Spain's vulnerabilities and what it means for your pool
Spain are not a side you beat by matching them technically — that's a losing game. The way you can frustrate them is with deep, organized defence and a willingness to concede possession entirely in favour of a counter-attacking threat. Iran will try this, and so might Cape Verde. The risk for Spain is not a defeat; it is a difficult game that produces a draw when everyone expected a comfortable win. That kind of result doesn't affect whether Spain qualify — they will — but it affects whether they top the group or finish second, which changes their bracket route.
If you believe Spain might unexpectedly drop a point to Iran, you might predict Spain second in the group and Ukraine first. That's a low-probability but high-reward call. Most prediction pools will have everyone putting Spain first, so correctly calling them second (if it happened) would be worth far more points than correctly calling them first. It's the sort of differential that wins pools.

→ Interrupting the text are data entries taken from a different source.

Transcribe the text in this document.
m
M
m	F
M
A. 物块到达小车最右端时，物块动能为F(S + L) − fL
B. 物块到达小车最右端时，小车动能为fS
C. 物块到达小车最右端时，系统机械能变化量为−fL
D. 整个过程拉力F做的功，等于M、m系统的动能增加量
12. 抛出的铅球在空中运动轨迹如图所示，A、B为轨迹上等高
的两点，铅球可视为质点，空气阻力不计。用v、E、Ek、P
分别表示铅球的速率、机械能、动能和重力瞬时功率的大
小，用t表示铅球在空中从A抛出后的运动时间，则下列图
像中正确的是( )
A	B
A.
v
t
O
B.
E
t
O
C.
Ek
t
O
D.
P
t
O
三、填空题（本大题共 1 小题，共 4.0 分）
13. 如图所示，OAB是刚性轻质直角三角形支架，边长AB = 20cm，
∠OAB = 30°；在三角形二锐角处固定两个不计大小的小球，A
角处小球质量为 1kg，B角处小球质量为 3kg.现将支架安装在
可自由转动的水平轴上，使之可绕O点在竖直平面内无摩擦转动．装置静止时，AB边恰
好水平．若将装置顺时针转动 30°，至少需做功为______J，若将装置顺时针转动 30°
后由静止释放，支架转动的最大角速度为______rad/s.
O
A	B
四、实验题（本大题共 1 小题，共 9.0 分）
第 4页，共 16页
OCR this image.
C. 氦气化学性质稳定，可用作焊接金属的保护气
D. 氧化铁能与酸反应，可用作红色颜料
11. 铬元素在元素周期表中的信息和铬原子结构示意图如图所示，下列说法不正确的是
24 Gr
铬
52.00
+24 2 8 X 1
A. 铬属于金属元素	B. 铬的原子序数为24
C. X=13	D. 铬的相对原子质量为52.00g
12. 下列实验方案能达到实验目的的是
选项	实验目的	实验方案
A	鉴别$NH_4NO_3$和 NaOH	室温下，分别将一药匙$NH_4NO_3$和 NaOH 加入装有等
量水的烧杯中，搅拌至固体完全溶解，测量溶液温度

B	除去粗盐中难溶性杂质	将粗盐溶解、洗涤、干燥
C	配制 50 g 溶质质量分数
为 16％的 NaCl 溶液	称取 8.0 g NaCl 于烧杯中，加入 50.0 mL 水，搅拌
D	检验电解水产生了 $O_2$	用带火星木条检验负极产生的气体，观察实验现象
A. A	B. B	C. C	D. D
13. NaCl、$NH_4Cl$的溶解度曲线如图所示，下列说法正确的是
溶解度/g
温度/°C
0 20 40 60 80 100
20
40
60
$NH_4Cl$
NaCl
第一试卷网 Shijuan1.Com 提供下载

Our predicted Group E finish
| Pos | Team | Reasoning |
|---|---|---|
| 1 | Spain | European champions with the clearest system in the tournament |
| 2 | Ukraine | European-level quality and strong collective identity |
| 3 | Iran | Defensive solidity keeps them in games, limited attack holds them back |
| 4 | Cape Verde | Competitive but outgunned by Ukraine and Iran's experience |
The ordering of Ukraine, Iran and Cape Verde is the part worth thinking carefully about. Iran third and Cape Verde fourth is the consensus — but if Iran beat Ukraine, the whole sequence reshuffles. That game is worth watching closely when the draw takes shape.
How to call Group E in your pool
On FriendlyBet you rank all four teams from first to fourth, and points come from every correctly placed team. If your entire pool writes Spain first — and most of them will — the gap between you and everyone else won't open there. It opens on whether you called Ukraine second and Iran third correctly, or whether you went for an upset with Iran second that turned out to be right when everyone else didn't dare pick it.
The safe call is the one I've given above: Spain, Ukraine, Iran, Cape Verde in order. The bolder call is Spain, Iran, Ukraine, Cape Verde — betting that Ukraine's unusual circumstances become a competitive handicap and Iran's defensive structure surprises a technically strong but slightly passive Ukraine side. I'm not making that call myself, but I understand why someone might.
Create a free pool and call Group EGroup E FAQ
- Which teams are in World Cup 2026 Group E?
- Spain, Ukraine, Iran and Cape Verde.
- Who is favourite to win Group E?
- Spain are the overwhelming favourites as reigning European champions. They have the best squad, the clearest system, and the most tournament-ready generation in European football right now.
- Can Iran or Cape Verde qualify from Group E?
- It would require results to go against them in multiple games, but it's not impossible. Iran have the defensive foundation to be difficult to beat. Cape Verde are capable of a result against either Iran or Ukraine. And remember that a strong third-place finish can still advance in the 48-team format.
- How does the 48-team World Cup format affect Group E?
- With 12 groups of four teams, two qualify automatically and the eight best third-placed teams across all groups also advance. A side that finishes third with five or six points in Group E is not automatically eliminated — they may still go through as one of the best third-placed teams.